Le Sénat a adopté un amendement de Vincent Delahaye visant à réformer le régime des plus-values de cessions immobilières. Le régime actuel favorise les détentions longues afin de lutter contre la spéculation. Mais il n’est plus en mesure de répondre à la fois à la crise du logement et à la crise de la construction. Afin de dynamiser le rythme des transactions en toute neutralité fiscale, cet amendement propose,

– de diminuer le taux réel d’imposition de 34,5% à 15% dont 9 % au titre de l’impôt sur le revenu et 6% au titre de la CSG et des prélèvements sociaux après deux années de détention ;

– de rendre le taux réel d’imposition de droit commun unique et permanent quelle que soit la durée de détention afin de favoriser les cessions des biens détenus depuis peu ;

  • le Sénat a adopté un amendement visant à baisser de 20 % à 5,5 % la TVA sur les produits hygiéniques féminins (« Taxe tampon ») sur l’initiative de Chantal Jouanno sénatrice de Paris. Cette mesure était fortement soutenue par le groupe UDI-UC et par son président François Zocchetto en particulier ;
  • l’amendement de Michel Canevet, sénateur du Finistère, visant à supprimer la « Taxe farine » a été adopté. Cette taxe, qui a un coût de gestion élevé, dessert la compétitivité des meuniers français. Il est proposé de la supprimer et de la compenser par une augmentation des droits de consommation sur une partie des spiritueux. Il s’agit des alcools tels que le whisky par exemple.

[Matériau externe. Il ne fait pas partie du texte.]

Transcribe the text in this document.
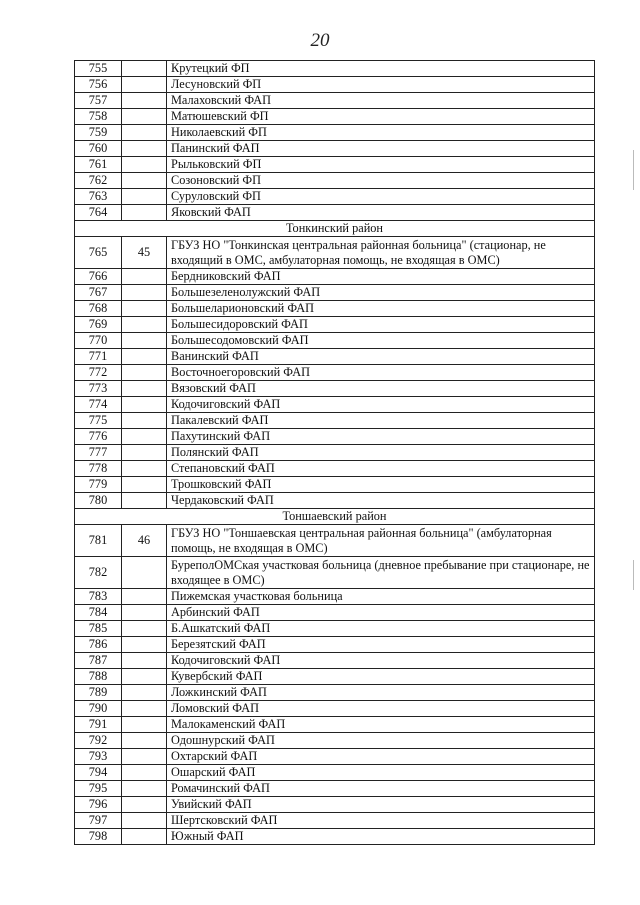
20
755		Крутецкий ФП
756		Лесуновский ФП
757		Малаховский ФАП
758		Матюшевский ФП
759		Николаевский ФП
760		Панинский ФАП
761		Рыльковский ФП
762		Созоновский ФП
763		Суруловский ФП
764		Яковский ФАП
Тонкинский район		
765	45	ГБУЗ НО "Тонкинская центральная районная больница" (стационар, не входящий в ОМС, амбулаторная помощь, не входящая в ОМС)
766		Бердниковский ФАП
767		Большезеленолужский ФАП
768		Большеларионовский ФАП
769		Большесидоровский ФАП
770		Большесодомовский ФАП
771		Ванинский ФАП
772		Восточноегоровский ФАП
773		Вязовский ФАП
774		Кодочиговский ФАП
775		Пакалевский ФАП
776		Пахутинский ФАП
777		Полянский ФАП
778		Степановский ФАП
779		Трошковский ФАП
780		Чердаковский ФАП
Тоншаевский район		
781	46	ГБУЗ НО "Тоншаевская центральная районная больница" (амбулаторная помощь, не входящая в ОМС)
782		БуреполОМСкая участковая больница (дневное пребывание при стационаре, не входящее в ОМС)
783		Пижемская участковая больница
784		Арбинский ФАП
785		Б.Ашкатский ФАП
786		Березятский ФАП
787		Кодочиговский ФАП
788		Кувербский ФАП
789		Ложкинский ФАП
790		Ломовский ФАП
791		Малокаменский ФАП
792		Одошнурский ФАП
793		Охтарский ФАП
794		Ошарский ФАП
795		Ромачинский ФАП
796		Увийский ФАП
797		Шертсковский ФАП
798		Южный ФАП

Des collectivités territoriales : lutte contre le matraquage

Le groupe UDI-UC a fait adopter, contre l’avis du Gouvernement, un amendement de Vincent Delahaye visant à minorer la baisse de la DGF prévue en 2016 de près de 1,6 milliard d’euros afin de permettre aux collectivités de percevoir la compensation du poids budgétaire de la prise en charge de compétences, de normes et de politiques publiques dévolues ces dernières années par l’Etat sans transfert de financement.